The costs of this survey are summarized in Table 3, with the aim of guiding other control programmes planning to undertake wide-scale entomological evaluations for LF elimination. An estimated $35,910.40 was spent on this survey. The main costs incurred include the training of the community mosquito collectors and supervisors, field mosquito collection (person-time), and sample processing charges. Other costs included ethical application fees, photocopies and vehicle maintenance charges. Based on the cost estimates for the study, the approximate costs for sample collection per IU, cost for sample collection per week, cost per pool collected and processed and cost per mosquito collected and processed were estimated. The cost per mosquito collected and processed was estimated at 3.1 US$.
In Togo, MDA conducted during the past ten years has dramatically reduced lymphatic filariasis (LF) incidence in all implementation units (IU) as demonstrated by the low prevalence of circulating filariasis antigenemia obtained during the two TAS conducted during the five years after MDA was stopped . Despite the very low infection rate in the human population, and the prior submission to WHO of a dossier of evidence supporting the elimination of LF as a public health problem in Togo, this study of W. bancrofti in the vector was conducted to confirm the results of the epidemiological surveys.
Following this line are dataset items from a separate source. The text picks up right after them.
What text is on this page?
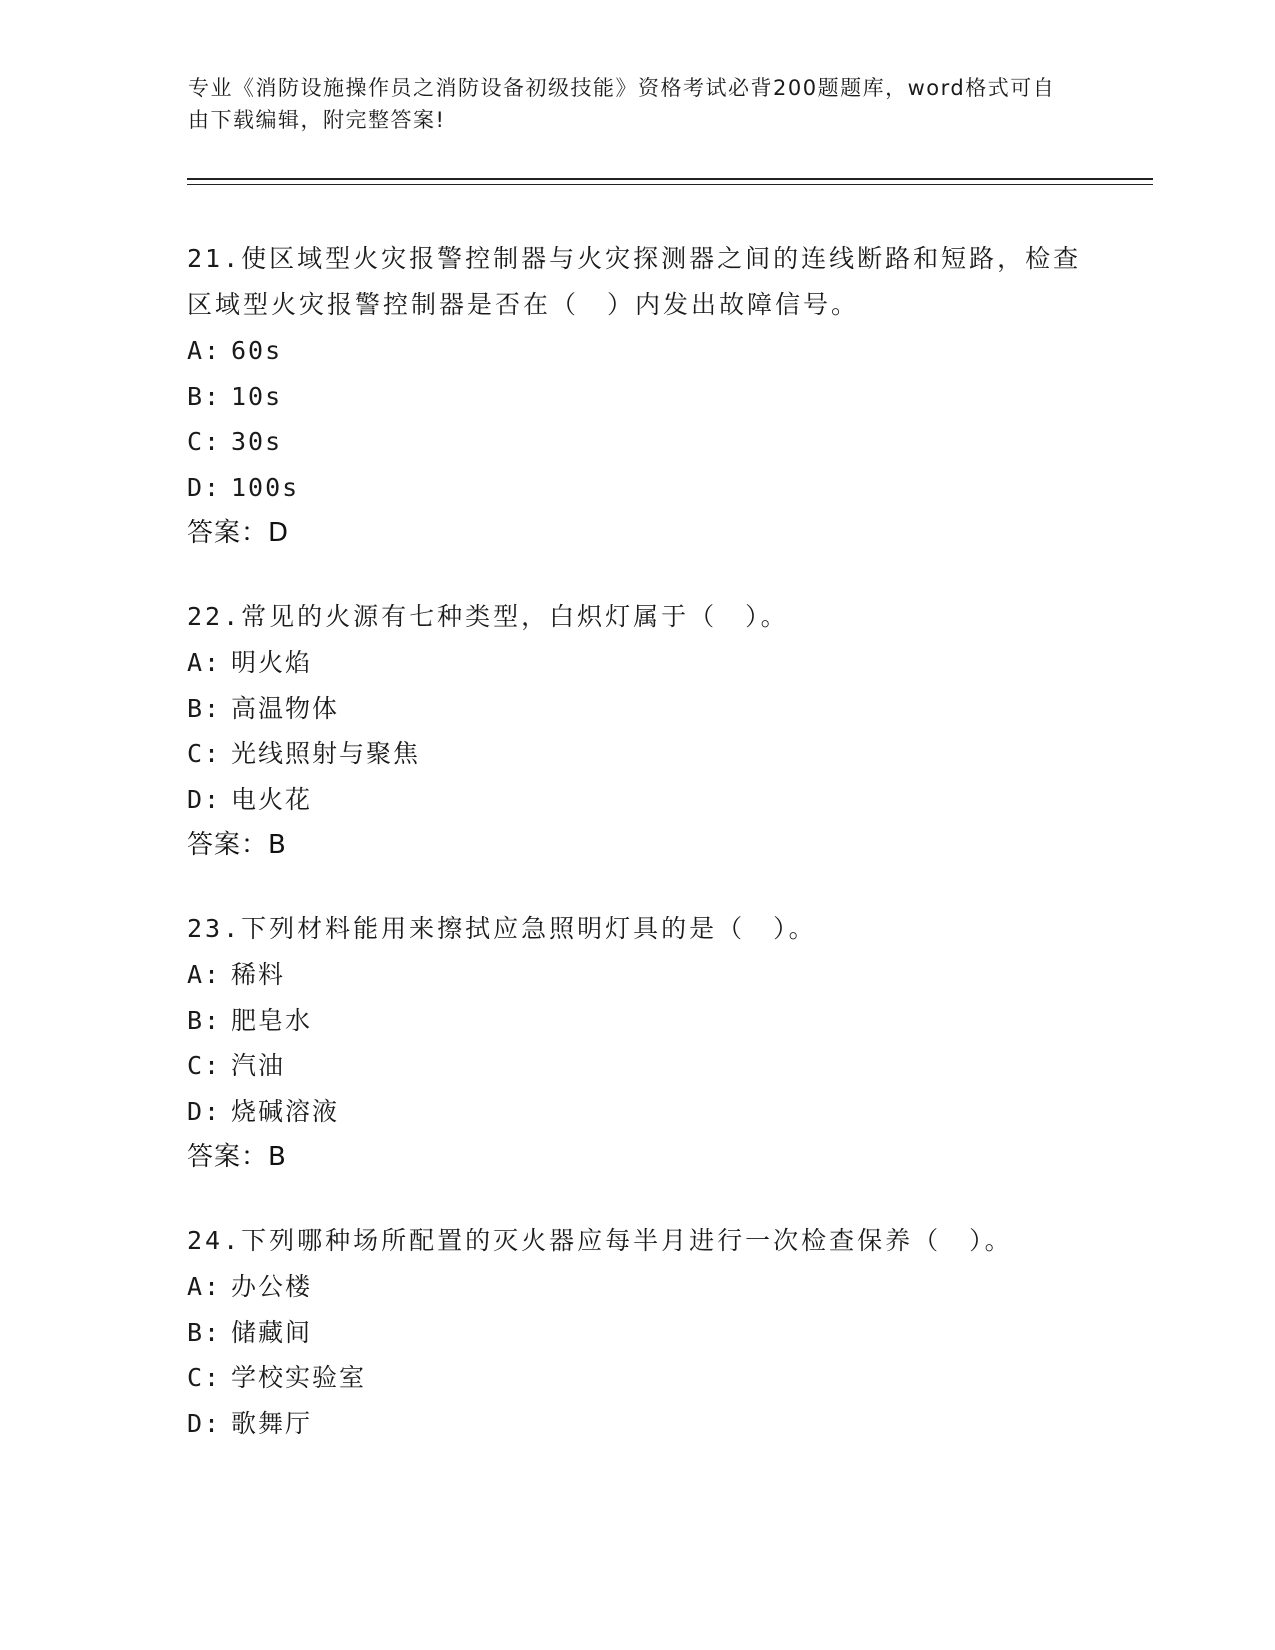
专业《消防设施操作员之消防设备初级技能》资格考试必背200题题库，word格式可自由下载编辑，附完整答案!

21.使区域型火灾报警控制器与火灾探测器之间的连线断路和短路，检查区域型火灾报警控制器是否在（　）内发出故障信号。

A: 60s

B: 10s

C: 30s

D: 100s

答案：D

22.常见的火源有七种类型，白炽灯属于（　）。

A: 明火焰

B: 高温物体

C: 光线照射与聚焦

D: 电火花

答案：B

23.下列材料能用来擦拭应急照明灯具的是（　）。

A: 稀料

B: 肥皂水

C: 汽油

D: 烧碱溶液

答案：B

24.下列哪种场所配置的灭火器应每半月进行一次检查保养（　）。

A: 办公楼

B: 储藏间

C: 学校实验室

D: 歌舞厅
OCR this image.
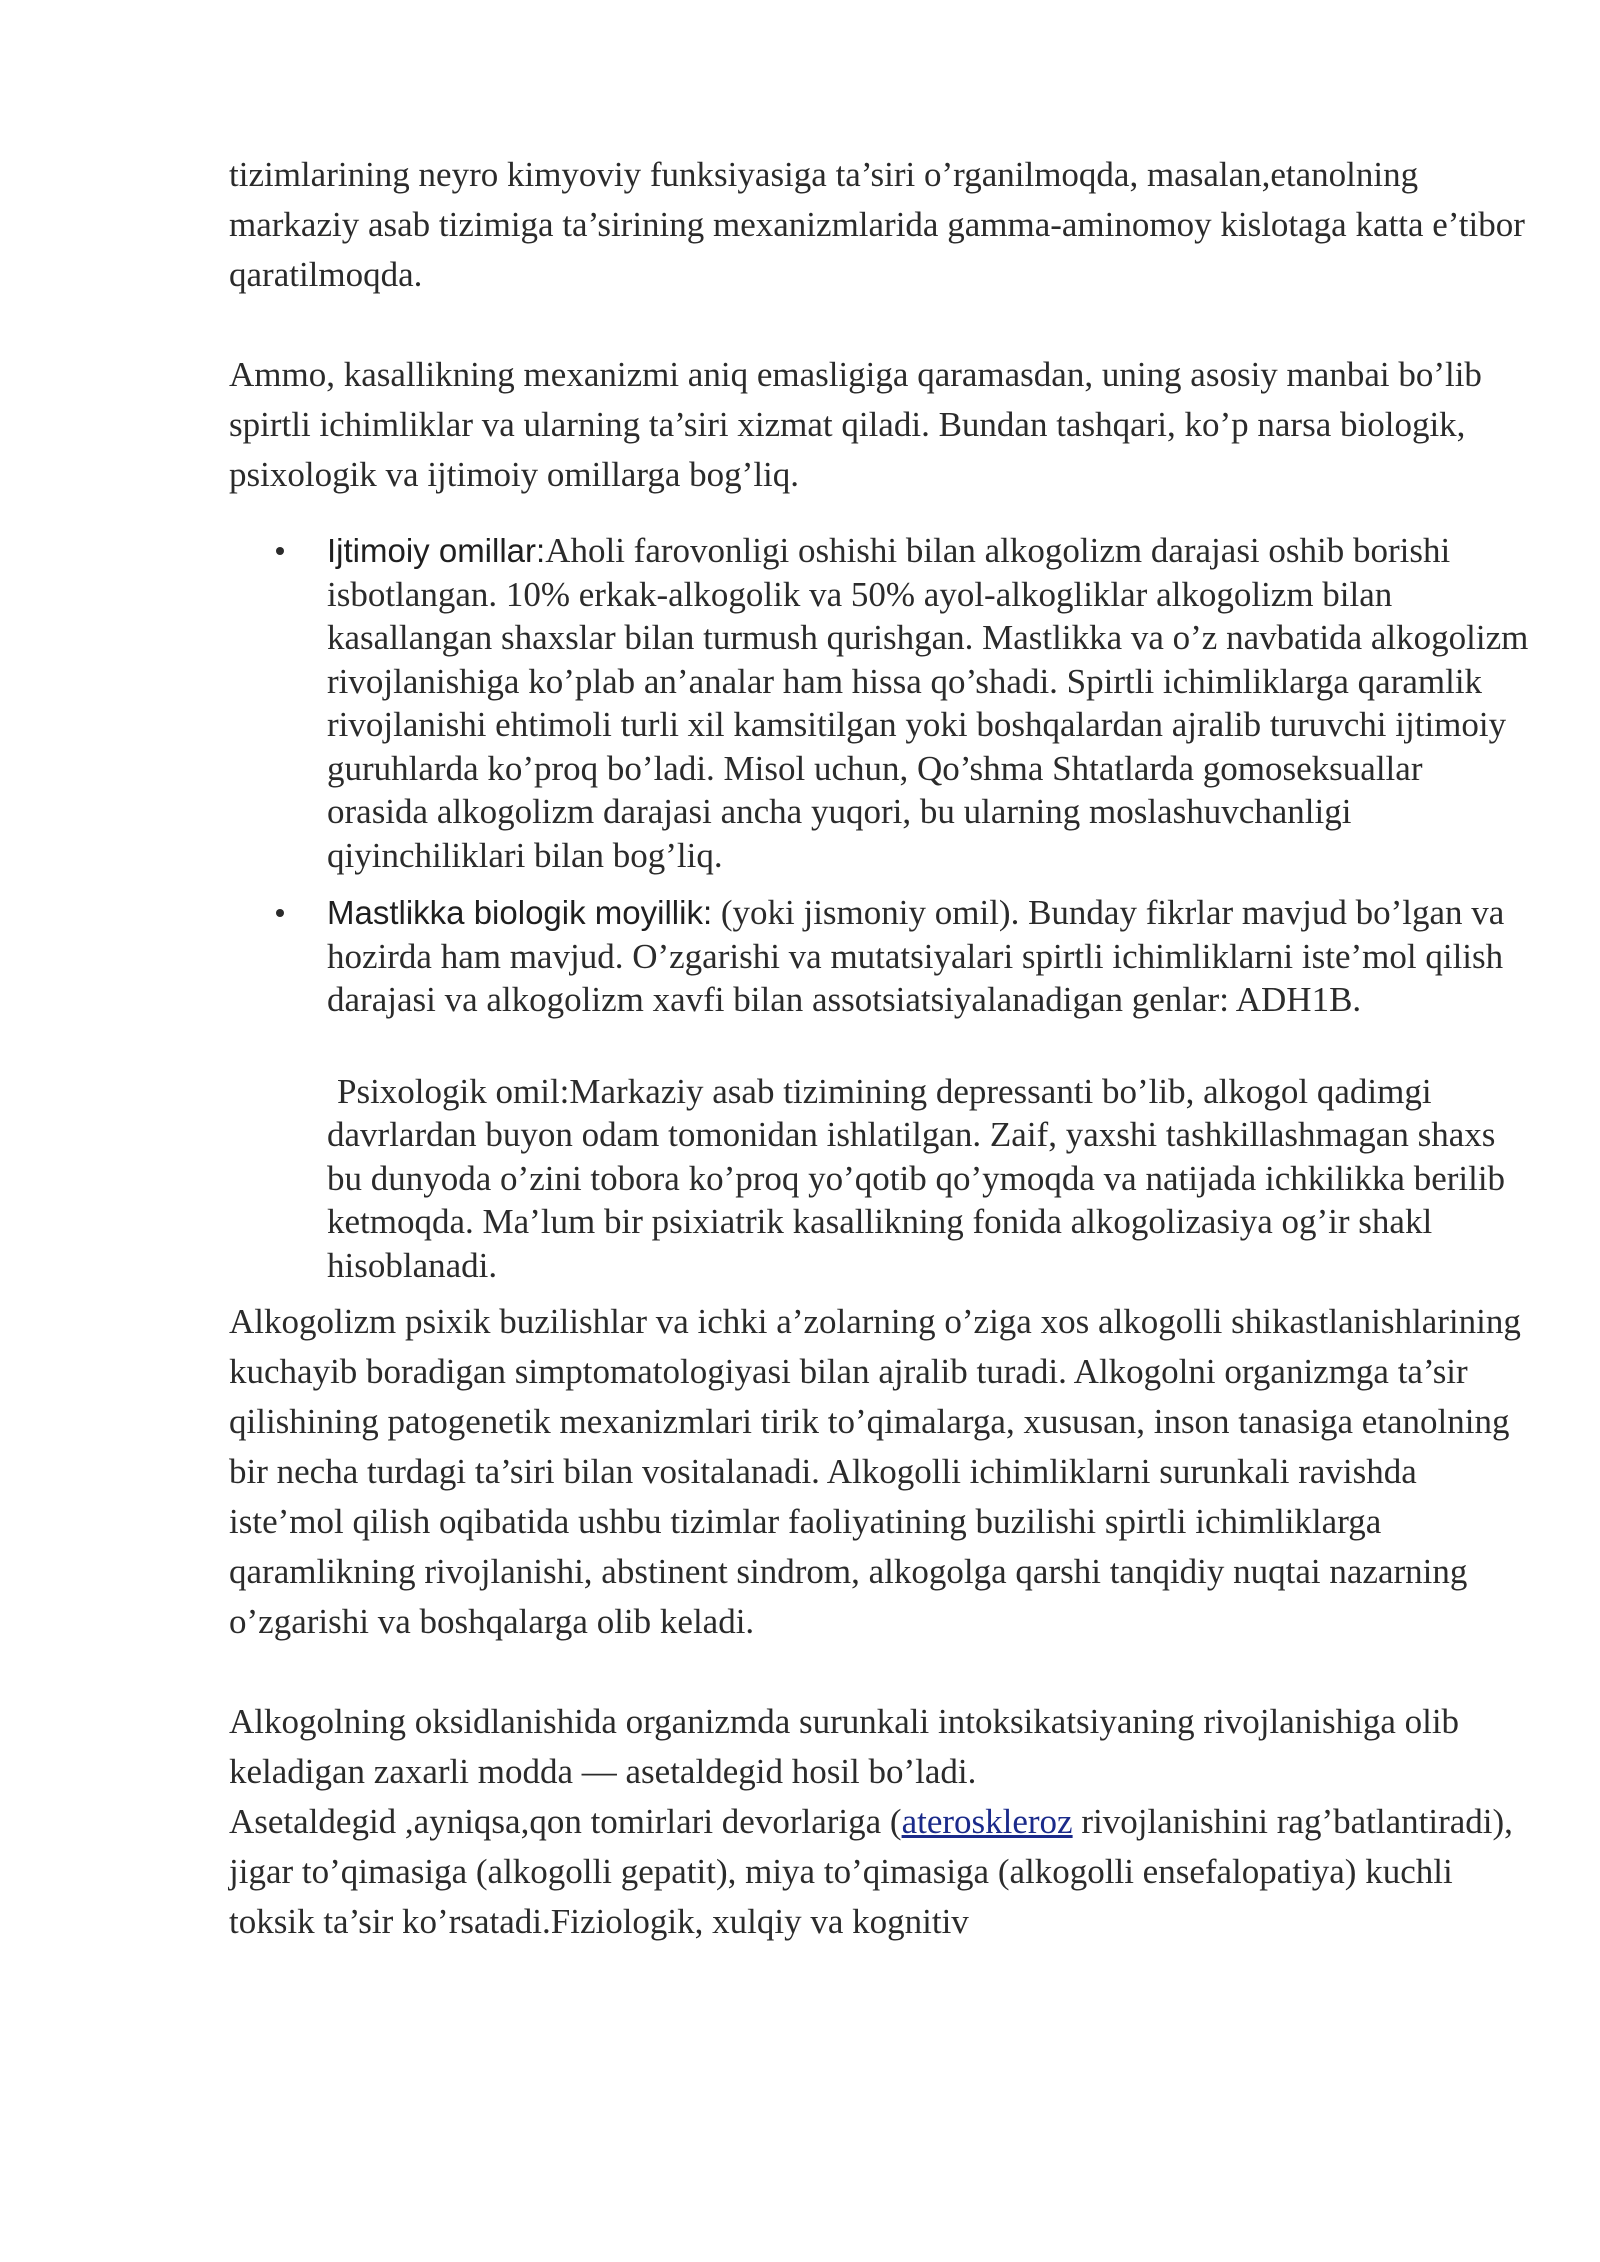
tizimlarining neyro kimyoviy funksiyasiga ta’siri o’rganilmoqda, masalan,etanolning markaziy asab tizimiga ta’sirining mexanizmlarida gamma-aminomoy kislotaga katta e’tibor qaratilmoqda.

Ammo, kasallikning mexanizmi aniq emasligiga qaramasdan, uning asosiy manbai bo’lib spirtli ichimliklar va ularning ta’siri xizmat qiladi. Bundan tashqari, ko’p narsa biologik, psixologik va ijtimoiy omillarga bog’liq.

Ijtimoiy omillar:Aholi farovonligi oshishi bilan alkogolizm darajasi oshib borishi isbotlangan. 10% erkak-alkogolik va 50% ayol-alkogliklar alkogolizm bilan kasallangan shaxslar bilan turmush qurishgan. Mastlikka va o’z navbatida alkogolizm rivojlanishiga ko’plab an’analar ham hissa qo’shadi. Spirtli ichimliklarga qaramlik rivojlanishi ehtimoli turli xil kamsitilgan yoki boshqalardan ajralib turuvchi ijtimoiy guruhlarda ko’proq bo’ladi. Misol uchun, Qo’shma Shtatlarda gomoseksuallar orasida alkogolizm darajasi ancha yuqori, bu ularning moslashuvchanligi qiyinchiliklari bilan bog’liq.
Mastlikka biologik moyillik: (yoki jismoniy omil). Bunday fikrlar mavjud bo’lgan va hozirda ham mavjud. O’zgarishi va mutatsiyalari spirtli ichimliklarni iste’mol qilish darajasi va alkogolizm xavfi bilan assotsiatsiyalanadigan genlar: ADH1B.

Psixologik omil:Markaziy asab tizimining depressanti bo’lib, alkogol qadimgi davrlardan buyon odam tomonidan ishlatilgan. Zaif, yaxshi tashkillashmagan shaxs bu dunyoda o’zini tobora ko’proq yo’qotib qo’ymoqda va natijada ichkilikka berilib ketmoqda. Ma’lum bir psixiatrik kasallikning fonida alkogolizasiya og’ir shakl hisoblanadi.

Alkogolizm psixik buzilishlar va ichki a’zolarning o’ziga xos alkogolli shikastlanishlarining kuchayib boradigan simptomatologiyasi bilan ajralib turadi. Alkogolni organizmga ta’sir qilishining patogenetik mexanizmlari tirik to’qimalarga, xususan, inson tanasiga etanolning bir necha turdagi ta’siri bilan vositalanadi. Alkogolli ichimliklarni surunkali ravishda iste’mol qilish oqibatida ushbu tizimlar faoliyatining buzilishi spirtli ichimliklarga qaramlikning rivojlanishi, abstinent sindrom, alkogolga qarshi tanqidiy nuqtai nazarning o’zgarishi va boshqalarga olib keladi.

Alkogolning oksidlanishida organizmda surunkali intoksikatsiyaning rivojlanishiga olib keladigan zaxarli modda — asetaldegid hosil bo’ladi.

Asetaldegid ,ayniqsa,qon tomirlari devorlariga (ateroskleroz rivojlanishini rag’batlantiradi), jigar to’qimasiga (alkogolli gepatit), miya to’qimasiga (alkogolli ensefalopatiya) kuchli toksik ta’sir ko’rsatadi.Fiziologik, xulqiy va kognitiv
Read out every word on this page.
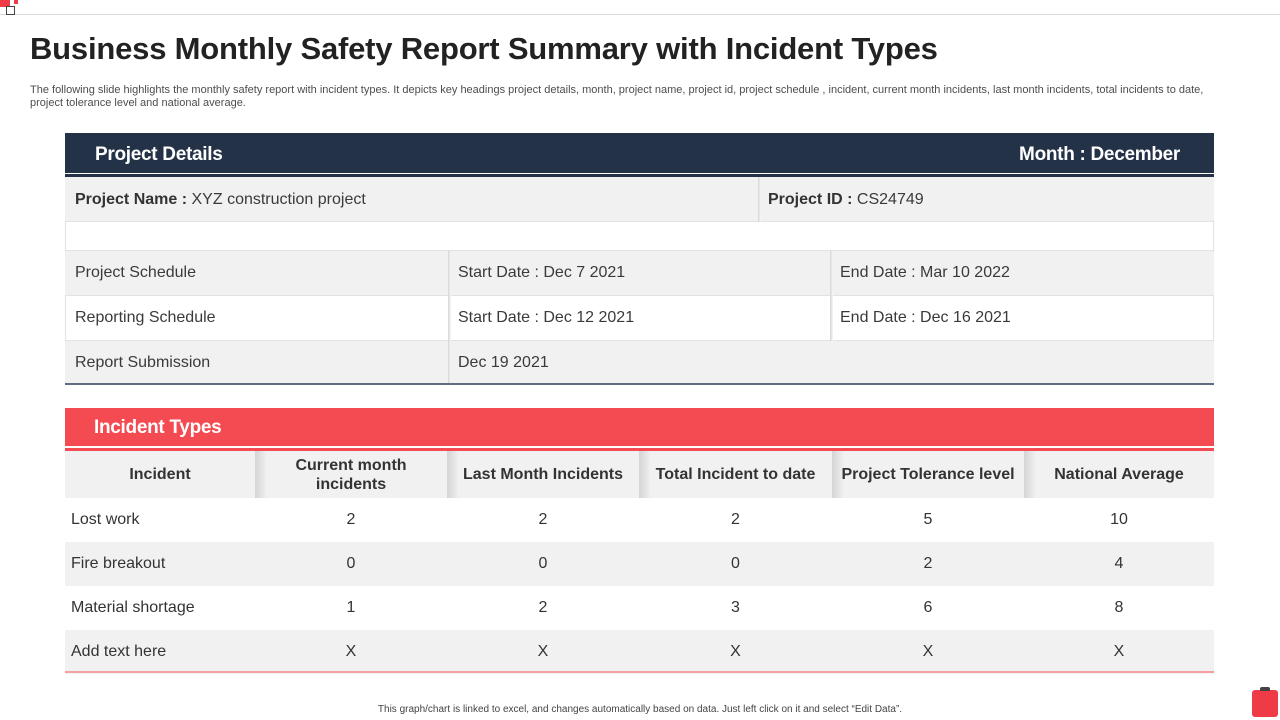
Business Monthly Safety Report Summary with Incident Types

The following slide highlights the monthly safety report with incident types. It depicts key headings project details, month, project name, project id, project schedule , incident, current month incidents, last month incidents, total incidents to date, project tolerance level and national average.

Project Details	Month : December
Project Name : XYZ construction project	Project ID : CS24749
Project Schedule	Start Date : Dec 7 2021	End Date : Mar 10 2022
Reporting Schedule	Start Date : Dec 12 2021	End Date : Dec 16 2021
Report Submission	Dec 19 2021
Incident Types
Incident	Current month incidents	Last Month Incidents	Total Incident to date	Project Tolerance level	National Average
Lost work	2	2	2	5	10
Fire breakout	0	0	0	2	4
Material shortage	1	2	3	6	8
Add text here	X	X	X	X	X
This graph/chart is linked to excel, and changes automatically based on data. Just left click on it and select “Edit Data”.
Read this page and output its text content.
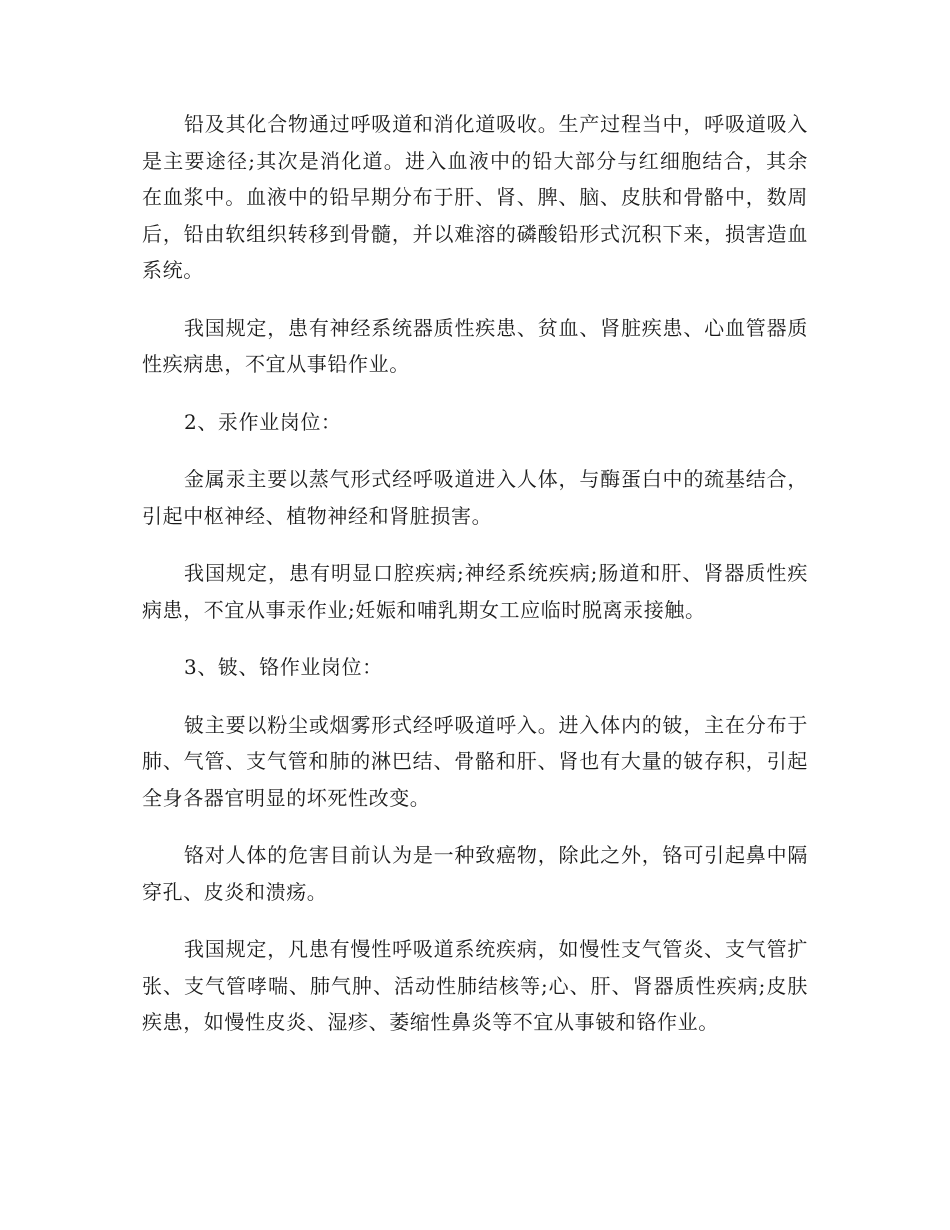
铅及其化合物通过呼吸道和消化道吸收。生产过程当中，呼吸道吸入是主要途径;其次是消化道。进入血液中的铅大部分与红细胞结合，其余在血浆中。血液中的铅早期分布于肝、肾、脾、脑、皮肤和骨骼中，数周后，铅由软组织转移到骨髓，并以难溶的磷酸铅形式沉积下来，损害造血系统。

我国规定，患有神经系统器质性疾患、贫血、肾脏疾患、心血管器质性疾病患，不宜从事铅作业。

2、汞作业岗位：

金属汞主要以蒸气形式经呼吸道进入人体，与酶蛋白中的巯基结合，引起中枢神经、植物神经和肾脏损害。

我国规定，患有明显口腔疾病;神经系统疾病;肠道和肝、肾器质性疾病患，不宜从事汞作业;妊娠和哺乳期女工应临时脱离汞接触。

3、铍、铬作业岗位：

铍主要以粉尘或烟雾形式经呼吸道呼入。进入体内的铍，主在分布于肺、气管、支气管和肺的淋巴结、骨骼和肝、肾也有大量的铍存积，引起全身各器官明显的坏死性改变。

铬对人体的危害目前认为是一种致癌物，除此之外，铬可引起鼻中隔穿孔、皮炎和溃疡。

我国规定，凡患有慢性呼吸道系统疾病，如慢性支气管炎、支气管扩张、支气管哮喘、肺气肿、活动性肺结核等;心、肝、肾器质性疾病;皮肤疾患，如慢性皮炎、湿疹、萎缩性鼻炎等不宜从事铍和铬作业。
As WHO states, the establishment of post-validation surveillance is important to prevent recrudescence of infection and renewed transmission . Efficient and sensitive methods are needed to detect this recrudescence risk, and molecular xenomonitoring is gaining recognition as one of the tools to be employed as a surveillance tool in the endgame [15, 21, 24,25,26,27].
The molecular analysis of the An. gambiae in this study revealed no infection with W. bancrofti, which is consistent with the very low antigen prevalence observed during the TAS conducted from 2010 to 2015 [3, 5, 28]. In this study, culicine mosquitoes were not analysed, based on the assumption that they are not known vectors of LF in West Africa . In fact, studies conducted in Togo in the 1960s revealed An. gambiae, An. funestus, An. pharoensis, Mansonia africana and M. uniformis to be naturally infected with W. bancrofti. The authors suggested that only the first three species seemed to be vectors, with An. gambiae being a proven local vector of W. bancrofti in Togo . Nonetheless, more recent surveys in Kano (Nigeria) revealed L3 W. bancrofti infection in Culex quinquefasciatus, with others also reporting infection and infectivity rates in Culex mosquitoes [29, 31, 32]. As such, in the light of changing vector abundance and transmission dynamics, future surveys should also focus on mosquito species previously considered as non-vectors, since parasite DNA can be detected in both vector and non-vector mosquitoes [21, 33].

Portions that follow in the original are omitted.